Matt Damon plays Staff Sergeant Colin Sullivan of the Boston Police Department. Nicholson's and Damon's characters were generally based off Whitey Bulger, an ingenious mafia leader who infiltrated high levels of the FBI, and his corrupt protégé, John Connolly. The interaction between these Sullivan, Costigan, and Costello creates a game of cat and mouse that is emotionally gripping and deeply disturbing at the same time.

While "The Departed" is famous for its intensely graphic and accurate portrayal of the Irish mafia in Boston, the film also boasts plenty of perfectly timed dark humor to balance things out. The fast-paced exchanges between Baldwin's and Sheen's characters, complete with thick Bostonian accents, save the audience when the film descends just a bit too far into the dark world it portrays.

"The Departed" is the first gangster film since "The Godfather" to develop its characters so deeply yet dispatch them so savagely. Scorsese makes sure that you fall in love with the characters and understand the complexity of the reasons behind why they do the things they do, and then he makes sure they get shot down in true gangster movie fashion. The fact that there are no real villains makes the violence seem even more brutal. Even Nicholson's devilish portrayal of Frank Costello is so relatable and nuanced that the audience can't help but to love him as much as they hate him.

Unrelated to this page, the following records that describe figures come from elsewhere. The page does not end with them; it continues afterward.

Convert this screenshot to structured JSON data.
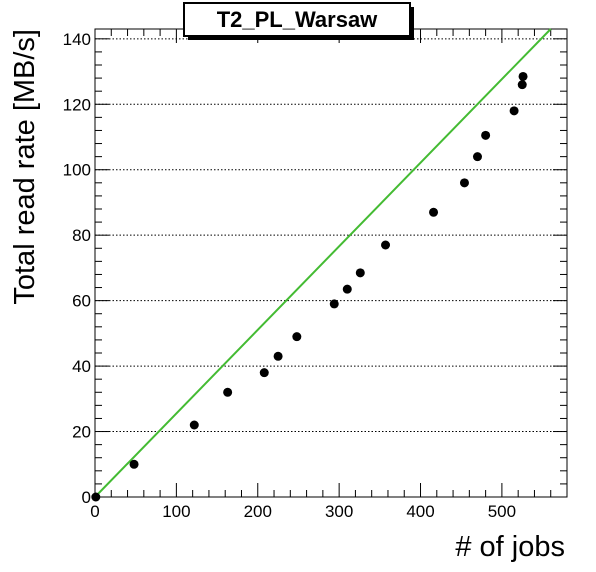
{
  "chart_data": {
    "type": "scatter",
    "title": "T2_PL_Warsaw",
    "xlabel": "# of jobs",
    "ylabel": "Total read rate [MB/s]",
    "xlim": [
      0,
      580
    ],
    "ylim": [
      0,
      143
    ],
    "xticks": [
      0,
      100,
      200,
      300,
      400,
      500
    ],
    "yticks": [
      0,
      20,
      40,
      60,
      80,
      100,
      120,
      140
    ],
    "grid": {
      "horizontal": true,
      "vertical": false
    },
    "colors": {
      "points": "#000000",
      "fit_line": "#44bb33"
    },
    "series": [
      {
        "x": [
          1,
          48,
          122,
          163,
          208,
          225,
          248,
          294,
          310,
          326,
          357,
          416,
          454,
          470,
          480,
          515,
          525,
          526
        ],
        "y": [
          0,
          10,
          22,
          32,
          38,
          43,
          49,
          59,
          63.5,
          68.5,
          77,
          87,
          96,
          104,
          110.5,
          118,
          126,
          128.5
        ]
      }
    ],
    "fit_line": {
      "x": [
        0,
        560
      ],
      "y": [
        0,
        143
      ]
    }
  }
}
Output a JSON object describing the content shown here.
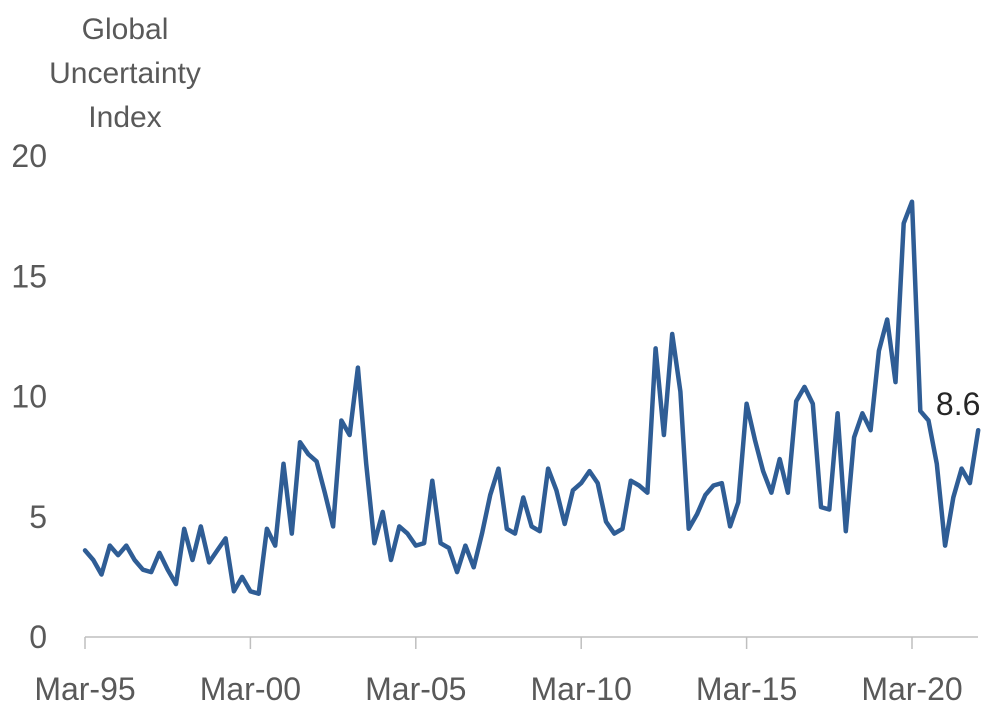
{
  "chart_data": {
    "type": "line",
    "title": "",
    "ylabel_lines": [
      "Global",
      "Uncertainty",
      "Index"
    ],
    "xlabel": "",
    "ylim": [
      0,
      20
    ],
    "y_ticks": [
      "0",
      "5",
      "10",
      "15",
      "20"
    ],
    "x_ticks": [
      "Mar-95",
      "Mar-00",
      "Mar-05",
      "Mar-10",
      "Mar-15",
      "Mar-20"
    ],
    "grid": false,
    "line_color": "#2f5d95",
    "annotation": {
      "text": "8.6",
      "quarter": "Mar-22"
    },
    "series": [
      {
        "frequency": "quarterly",
        "start": "Mar-95",
        "values": [
          3.6,
          3.2,
          2.6,
          3.8,
          3.4,
          3.8,
          3.2,
          2.8,
          2.7,
          3.5,
          2.8,
          2.2,
          4.5,
          3.2,
          4.6,
          3.1,
          3.6,
          4.1,
          1.9,
          2.5,
          1.9,
          1.8,
          4.5,
          3.8,
          7.2,
          4.3,
          8.1,
          7.6,
          7.3,
          6.0,
          4.6,
          9.0,
          8.4,
          11.2,
          7.2,
          3.9,
          5.2,
          3.2,
          4.6,
          4.3,
          3.8,
          3.9,
          6.5,
          3.9,
          3.7,
          2.7,
          3.8,
          2.9,
          4.3,
          5.9,
          7.0,
          4.5,
          4.3,
          5.8,
          4.6,
          4.4,
          7.0,
          6.1,
          4.7,
          6.1,
          6.4,
          6.9,
          6.4,
          4.8,
          4.3,
          4.5,
          6.5,
          6.3,
          6.0,
          12.0,
          8.4,
          12.6,
          10.2,
          4.5,
          5.1,
          5.9,
          6.3,
          6.4,
          4.6,
          5.6,
          9.7,
          8.2,
          6.9,
          6.0,
          7.4,
          6.0,
          9.8,
          10.4,
          9.7,
          5.4,
          5.3,
          9.3,
          4.4,
          8.3,
          9.3,
          8.6,
          11.9,
          13.2,
          10.6,
          17.2,
          18.1,
          9.4,
          9.0,
          7.2,
          3.8,
          5.8,
          7.0,
          6.4,
          8.6
        ]
      }
    ]
  }
}
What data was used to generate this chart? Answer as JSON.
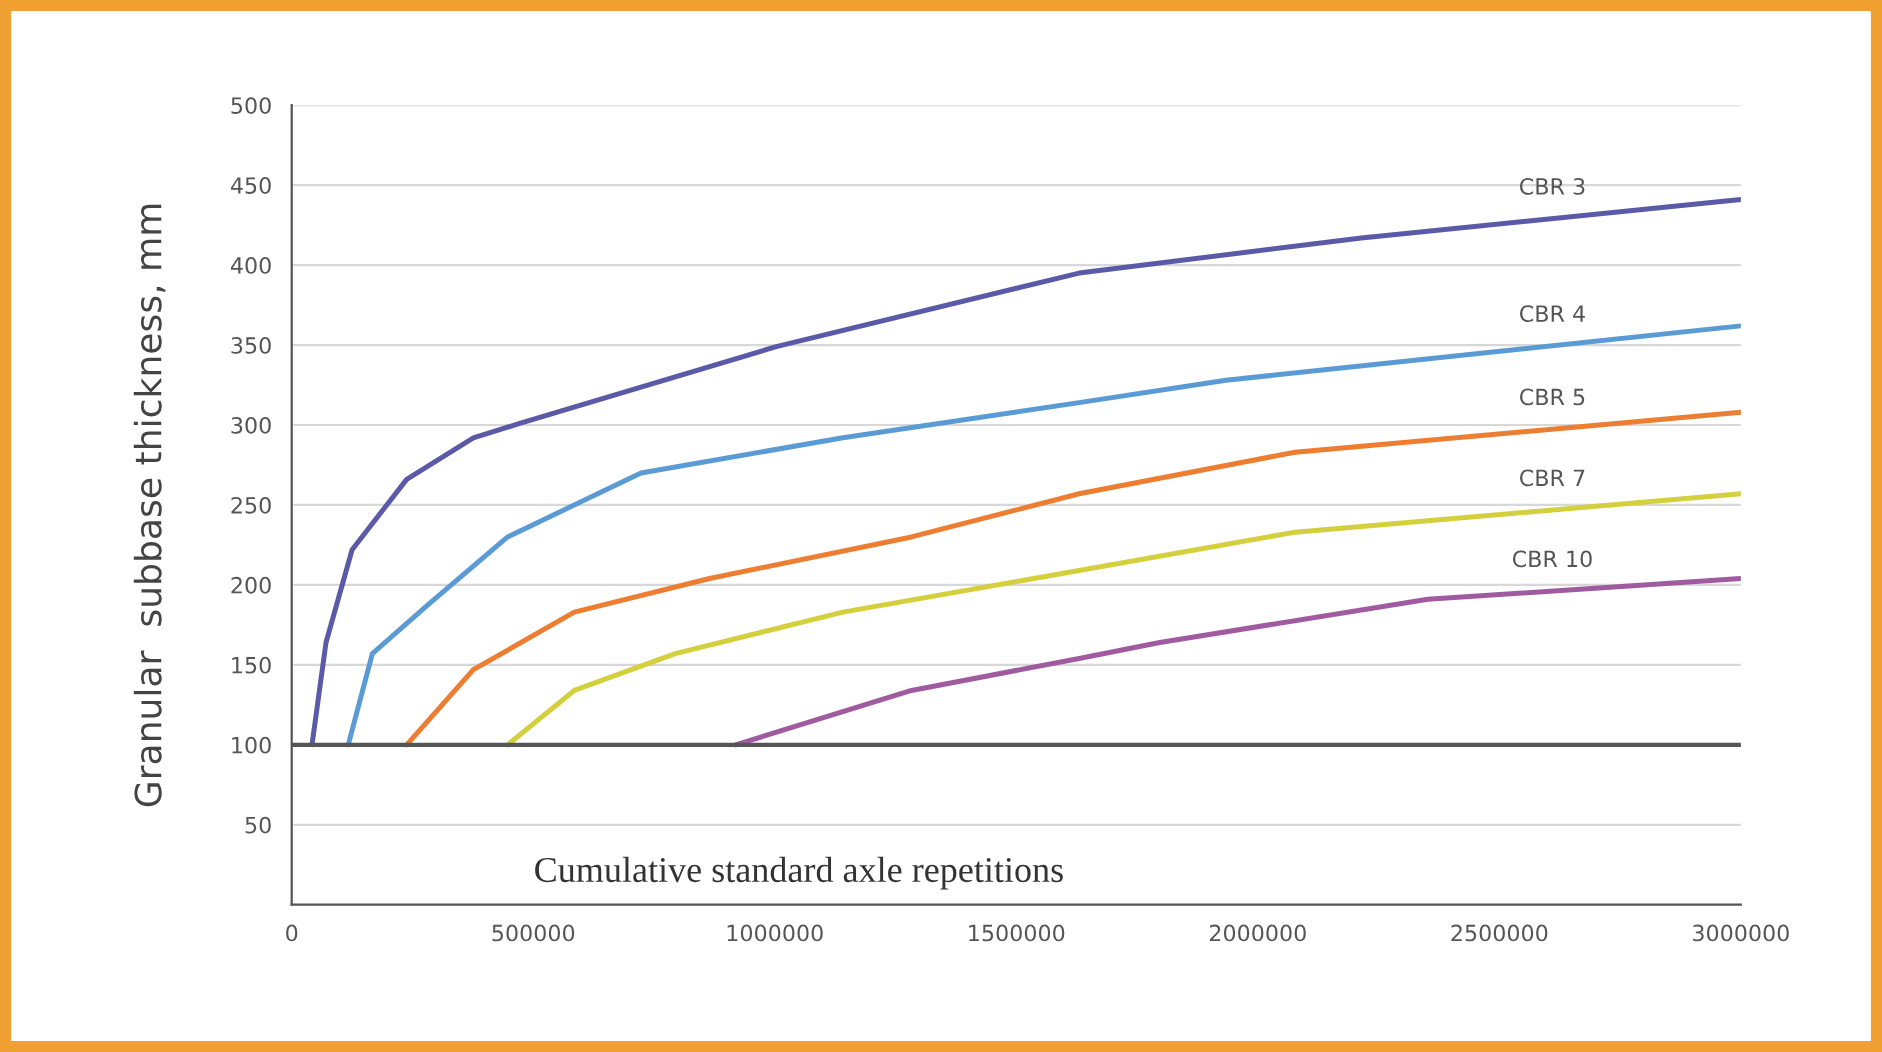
{
  "chart_data": {
    "type": "line",
    "ylabel": "Granular  subbase thickness, mm",
    "xlabel": "Cumulative standard axle repetitions",
    "xlim": [
      0,
      3000000
    ],
    "xticks": [
      0,
      500000,
      1000000,
      1500000,
      2000000,
      2500000,
      3000000
    ],
    "ylim": [
      0,
      500
    ],
    "yticks": [
      50,
      100,
      150,
      200,
      250,
      300,
      350,
      400,
      450,
      500
    ],
    "grid": "y",
    "legend": false,
    "line_style": "solid",
    "marker": "none",
    "ref_lines": [
      {
        "axis": "y",
        "value": 100,
        "color": "#555555"
      }
    ],
    "series": [
      {
        "name": "CBR 3",
        "color": "#5a5aa8",
        "x": [
          42000,
          71000,
          125000,
          238000,
          376000,
          472000,
          1003000,
          1630000,
          2214000,
          3000000
        ],
        "values": [
          100,
          164,
          222,
          266,
          292,
          301,
          349,
          395,
          417,
          441
        ]
      },
      {
        "name": "CBR 4",
        "color": "#5b9bd5",
        "x": [
          117000,
          167000,
          280000,
          447000,
          723000,
          1141000,
          1630000,
          1934000,
          3000000
        ],
        "values": [
          100,
          157,
          187,
          230,
          270,
          292,
          314,
          328,
          362
        ]
      },
      {
        "name": "CBR 5",
        "color": "#ed7d31",
        "x": [
          238000,
          376000,
          585000,
          865000,
          1283000,
          1630000,
          2077000,
          3000000
        ],
        "values": [
          100,
          147,
          183,
          204,
          230,
          257,
          283,
          308
        ]
      },
      {
        "name": "CBR 7",
        "color": "#d4cf3c",
        "x": [
          447000,
          585000,
          794000,
          1141000,
          1630000,
          2077000,
          3000000
        ],
        "values": [
          100,
          134,
          157,
          183,
          209,
          233,
          257
        ]
      },
      {
        "name": "CBR 10",
        "color": "#a05aa0",
        "x": [
          919000,
          1283000,
          1630000,
          1797000,
          2352000,
          3000000
        ],
        "values": [
          100,
          134,
          154,
          164,
          191,
          204
        ]
      }
    ]
  }
}
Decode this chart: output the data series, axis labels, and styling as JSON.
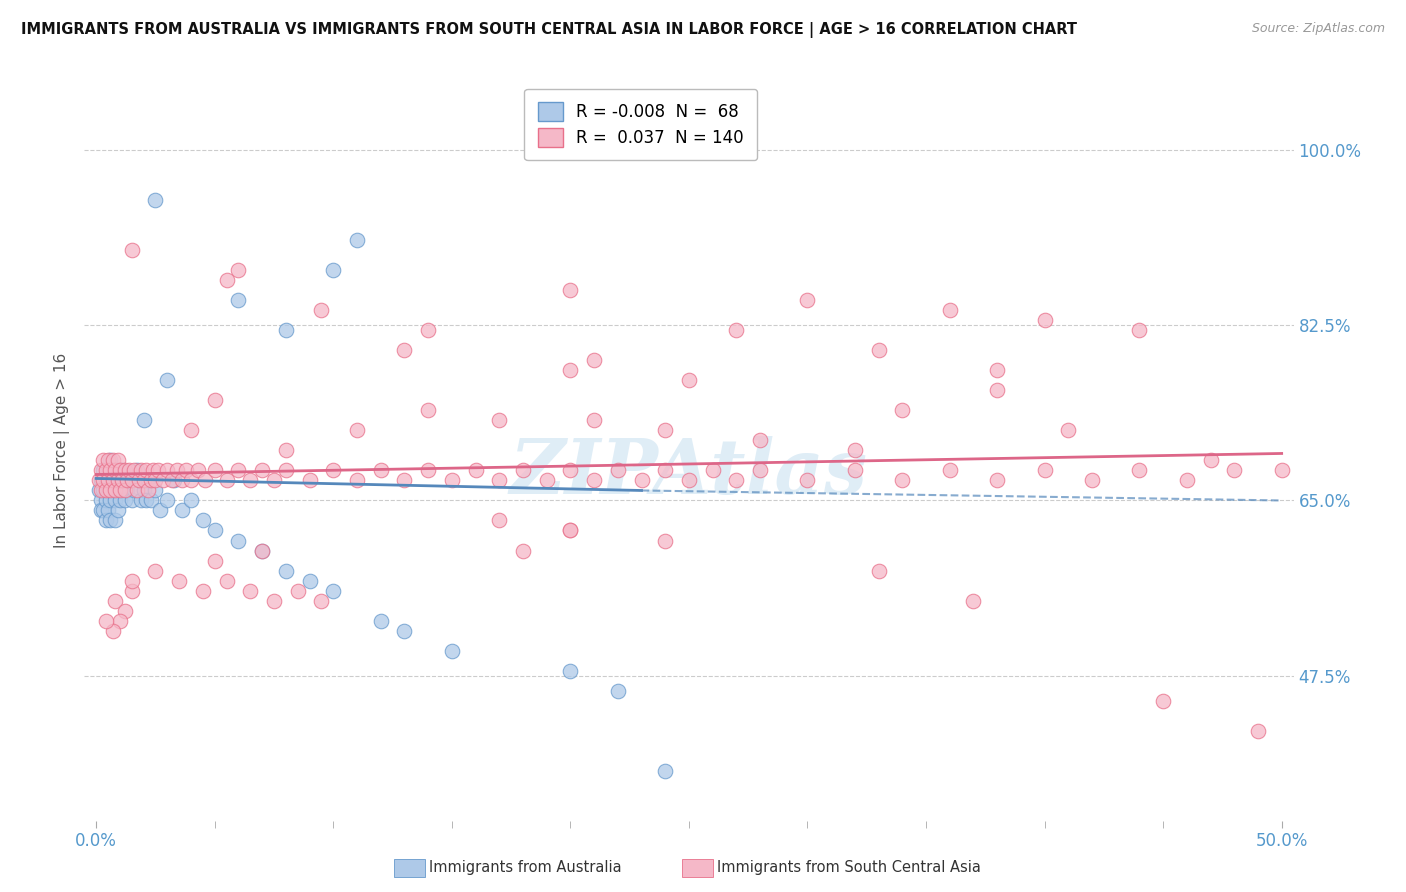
{
  "title": "IMMIGRANTS FROM AUSTRALIA VS IMMIGRANTS FROM SOUTH CENTRAL ASIA IN LABOR FORCE | AGE > 16 CORRELATION CHART",
  "source": "Source: ZipAtlas.com",
  "ylabel": "In Labor Force | Age > 16",
  "y_tick_labels": [
    "47.5%",
    "65.0%",
    "82.5%",
    "100.0%"
  ],
  "y_tick_values": [
    0.475,
    0.65,
    0.825,
    1.0
  ],
  "x_tick_labels": [
    "0.0%",
    "50.0%"
  ],
  "x_tick_values": [
    0.0,
    0.5
  ],
  "xlim": [
    -0.005,
    0.505
  ],
  "ylim": [
    0.33,
    1.07
  ],
  "legend_R_blue": "-0.008",
  "legend_N_blue": "68",
  "legend_R_pink": "0.037",
  "legend_N_pink": "140",
  "color_blue_fill": "#aec9e8",
  "color_blue_edge": "#6699cc",
  "color_pink_fill": "#f5b8c8",
  "color_pink_edge": "#e8708a",
  "color_blue_line": "#5588bb",
  "color_pink_line": "#dd6688",
  "color_axis_label": "#5599cc",
  "watermark_color": "#c5dff0",
  "grid_color": "#cccccc",
  "title_color": "#111111",
  "source_color": "#999999",
  "ylabel_color": "#555555",
  "blue_x": [
    0.001,
    0.002,
    0.002,
    0.002,
    0.003,
    0.003,
    0.003,
    0.004,
    0.004,
    0.004,
    0.005,
    0.005,
    0.005,
    0.006,
    0.006,
    0.006,
    0.006,
    0.007,
    0.007,
    0.008,
    0.008,
    0.008,
    0.009,
    0.009,
    0.009,
    0.01,
    0.01,
    0.011,
    0.011,
    0.012,
    0.012,
    0.013,
    0.014,
    0.015,
    0.016,
    0.017,
    0.018,
    0.019,
    0.02,
    0.021,
    0.022,
    0.023,
    0.025,
    0.027,
    0.03,
    0.033,
    0.036,
    0.04,
    0.045,
    0.05,
    0.06,
    0.07,
    0.08,
    0.09,
    0.1,
    0.12,
    0.13,
    0.15,
    0.2,
    0.22,
    0.03,
    0.06,
    0.08,
    0.1,
    0.11,
    0.025,
    0.24,
    0.02
  ],
  "blue_y": [
    0.66,
    0.67,
    0.65,
    0.64,
    0.68,
    0.66,
    0.64,
    0.67,
    0.65,
    0.63,
    0.68,
    0.66,
    0.64,
    0.69,
    0.67,
    0.65,
    0.63,
    0.68,
    0.66,
    0.67,
    0.65,
    0.63,
    0.68,
    0.66,
    0.64,
    0.67,
    0.65,
    0.68,
    0.66,
    0.67,
    0.65,
    0.66,
    0.67,
    0.65,
    0.66,
    0.68,
    0.67,
    0.65,
    0.66,
    0.65,
    0.67,
    0.65,
    0.66,
    0.64,
    0.65,
    0.67,
    0.64,
    0.65,
    0.63,
    0.62,
    0.61,
    0.6,
    0.58,
    0.57,
    0.56,
    0.53,
    0.52,
    0.5,
    0.48,
    0.46,
    0.77,
    0.85,
    0.82,
    0.88,
    0.91,
    0.95,
    0.38,
    0.73
  ],
  "pink_x": [
    0.001,
    0.002,
    0.002,
    0.003,
    0.003,
    0.004,
    0.004,
    0.005,
    0.005,
    0.006,
    0.006,
    0.007,
    0.007,
    0.008,
    0.008,
    0.009,
    0.009,
    0.01,
    0.01,
    0.011,
    0.012,
    0.012,
    0.013,
    0.014,
    0.015,
    0.016,
    0.017,
    0.018,
    0.019,
    0.02,
    0.021,
    0.022,
    0.023,
    0.024,
    0.025,
    0.026,
    0.028,
    0.03,
    0.032,
    0.034,
    0.036,
    0.038,
    0.04,
    0.043,
    0.046,
    0.05,
    0.055,
    0.06,
    0.065,
    0.07,
    0.075,
    0.08,
    0.09,
    0.1,
    0.11,
    0.12,
    0.13,
    0.14,
    0.15,
    0.16,
    0.17,
    0.18,
    0.19,
    0.2,
    0.21,
    0.22,
    0.23,
    0.24,
    0.25,
    0.26,
    0.27,
    0.28,
    0.3,
    0.32,
    0.34,
    0.36,
    0.38,
    0.4,
    0.42,
    0.44,
    0.46,
    0.48,
    0.05,
    0.13,
    0.2,
    0.27,
    0.3,
    0.33,
    0.06,
    0.2,
    0.36,
    0.4,
    0.44,
    0.38,
    0.38,
    0.04,
    0.08,
    0.11,
    0.14,
    0.17,
    0.21,
    0.24,
    0.28,
    0.32,
    0.17,
    0.2,
    0.24,
    0.07,
    0.05,
    0.025,
    0.035,
    0.045,
    0.055,
    0.065,
    0.075,
    0.085,
    0.095,
    0.015,
    0.015,
    0.008,
    0.012,
    0.01,
    0.007,
    0.004,
    0.18,
    0.2,
    0.33,
    0.37,
    0.45,
    0.49,
    0.015,
    0.055,
    0.095,
    0.14,
    0.21,
    0.25,
    0.34,
    0.41,
    0.47,
    0.5
  ],
  "pink_y": [
    0.67,
    0.68,
    0.66,
    0.69,
    0.67,
    0.68,
    0.66,
    0.69,
    0.67,
    0.68,
    0.66,
    0.69,
    0.67,
    0.68,
    0.66,
    0.69,
    0.67,
    0.68,
    0.66,
    0.67,
    0.68,
    0.66,
    0.67,
    0.68,
    0.67,
    0.68,
    0.66,
    0.67,
    0.68,
    0.67,
    0.68,
    0.66,
    0.67,
    0.68,
    0.67,
    0.68,
    0.67,
    0.68,
    0.67,
    0.68,
    0.67,
    0.68,
    0.67,
    0.68,
    0.67,
    0.68,
    0.67,
    0.68,
    0.67,
    0.68,
    0.67,
    0.68,
    0.67,
    0.68,
    0.67,
    0.68,
    0.67,
    0.68,
    0.67,
    0.68,
    0.67,
    0.68,
    0.67,
    0.68,
    0.67,
    0.68,
    0.67,
    0.68,
    0.67,
    0.68,
    0.67,
    0.68,
    0.67,
    0.68,
    0.67,
    0.68,
    0.67,
    0.68,
    0.67,
    0.68,
    0.67,
    0.68,
    0.75,
    0.8,
    0.78,
    0.82,
    0.85,
    0.8,
    0.88,
    0.86,
    0.84,
    0.83,
    0.82,
    0.78,
    0.76,
    0.72,
    0.7,
    0.72,
    0.74,
    0.73,
    0.73,
    0.72,
    0.71,
    0.7,
    0.63,
    0.62,
    0.61,
    0.6,
    0.59,
    0.58,
    0.57,
    0.56,
    0.57,
    0.56,
    0.55,
    0.56,
    0.55,
    0.56,
    0.57,
    0.55,
    0.54,
    0.53,
    0.52,
    0.53,
    0.6,
    0.62,
    0.58,
    0.55,
    0.45,
    0.42,
    0.9,
    0.87,
    0.84,
    0.82,
    0.79,
    0.77,
    0.74,
    0.72,
    0.69,
    0.68
  ]
}
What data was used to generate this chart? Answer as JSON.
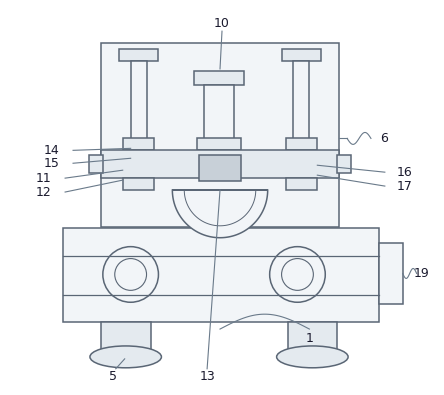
{
  "bg_color": "#ffffff",
  "lc": "#5a6675",
  "lc_ann": "#6a7a8a",
  "fc_light": "#f2f5f8",
  "fc_mid": "#e4eaef",
  "fc_dark": "#8a9aaa",
  "fc_gray": "#c8d0d8"
}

Another reason "The Departed" deserves a star on the gangster film walk of fame is the cinematography. The Boston streets come alive with Scorsese's camera work. Innovative angles and shots make each scene as engaging, and often as disturbing, as possible. It's impossible not to get sucked into the world of this gritty film, and in spite of its length, the movie is over before you know it. Fans of the film are still talking about "the elevator scene" even seven years later. Special effects are kept to a minimum in "The Departed," even during prolonged gunfights, which is part of what makes this movie so believable.

"The Departed" is an instant gangster film success on grounds of character development and cinematography alone, but no truly classic gangster film would be complete without a heavy atmosphere and great fight scenes. "The Departed" delivers generously on both counts. The life of an Irish Mafioso is a violent one, and Scorsese portrays this accurately in the constant fist fights and shootouts throughout the film. These scenes are even more intense because the characters on both sides of the law are so fully developed. When you add in double agents and even more double-crossing, "The Departed" qualifies as one of the most suspenseful gangster films of all time.

"The Departed" doesn't lack romance either. Like any great gangster film, "The Departed" has its own tense love triangle between Costigan, the green and temperamental FBI informant; Dr. Madolyn Madden, his understanding court-appointed therapist; and Staff Sergeant Colin Sullivan, Costello's right-hand man. The love story between Costigan and Dr. Madden is tender but is not without its rough patches. Fortunately, their love interest adds to the tension of the film and doesn't detract from the story, as is the case in so many modern films.

"The Departed" has all the basic elements of a classic gangster film and then some. Suspense, drama, violence, great camera work, and a bit of romance all converge to create one of the most gripping and intense gangster films of all time. "The Departed" is truly a must-see for any hardcore film fan, especially those who love the gangster movie genre.